Crowdfunders, P2P lenders squabble over online fundraising definition

By Rizza Sta. Ana

Nov 28, 2013 10:32 AM EST

In a Financial Times article, it noted an escalating war of words between representatives of crowdfunding and peer-to-peer industries over the definition of online fundraising by financial regulators. UK Crowdfunding Association (UKCFA) Chair Julia Groves responded to Peer-to-Peer Finance Association representative Christine Farnish about the latter's claim regarding the Financial Conduct Authority's (FCA) definition of online crowdfunding. Farnish said the FCA was mistaken in using the word crowdfunding as a general term for both equity and debt fundraising.

Farnish argued the financial regulator's definition last week and insisted that the hybrid term "loan-based crowdfunding" FCA used on its consultation on online fundraising regulation was meaningless.
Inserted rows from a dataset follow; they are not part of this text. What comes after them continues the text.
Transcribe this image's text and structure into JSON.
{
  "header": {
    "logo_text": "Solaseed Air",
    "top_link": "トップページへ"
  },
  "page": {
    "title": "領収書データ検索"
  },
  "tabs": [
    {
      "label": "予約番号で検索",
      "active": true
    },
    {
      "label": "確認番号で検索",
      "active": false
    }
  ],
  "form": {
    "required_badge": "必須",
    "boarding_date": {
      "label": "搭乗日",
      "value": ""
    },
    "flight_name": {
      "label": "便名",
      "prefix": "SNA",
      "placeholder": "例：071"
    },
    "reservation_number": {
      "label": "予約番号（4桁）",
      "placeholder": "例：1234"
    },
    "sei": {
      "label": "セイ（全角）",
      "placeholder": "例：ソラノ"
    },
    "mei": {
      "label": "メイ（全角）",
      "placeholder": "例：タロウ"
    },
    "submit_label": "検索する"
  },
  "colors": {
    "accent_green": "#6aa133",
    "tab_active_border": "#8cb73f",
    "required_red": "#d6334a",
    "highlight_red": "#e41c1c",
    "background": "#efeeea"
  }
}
"Language is important. This is a regulator that should know better. It seems that it is just convenient for them to lump all this new stuff into one bundle. But that confuses everyone," Farnish said, claiming that the term mixes peer-to-peer (P2P) lending with equity crowdfunding.

Groves responded Farnish's statement, highlighting the fact that some crowdfunding platforms enable debtors to obtain loans via debt-based securities. Debt-based securities, Groves said, enable individual investors to lend to businesses at low risk.

"Any suggestion that crowdfunding is just about taking equity in early-stage businesses is both unhelpful and entirely inaccurate," Groves said.

Groves argued that instead on focusing classifying online fundraising types, FCA should focus on coming up with different regulation levels for debt and equity funding services.

"The characterization of peer-to-peer simple loans versus debt-based crowdfunding models as low-risk versus high-risk is, in our view, a mistake. Both models allow retail investors to access lower-risk assets, but where there is a debt security or a retail bond the funds are raised by a public limited company with a full offer document and higher standards of disclosure. That these should be treated as higher risk than a simple loan is counterintuitive," Groves added.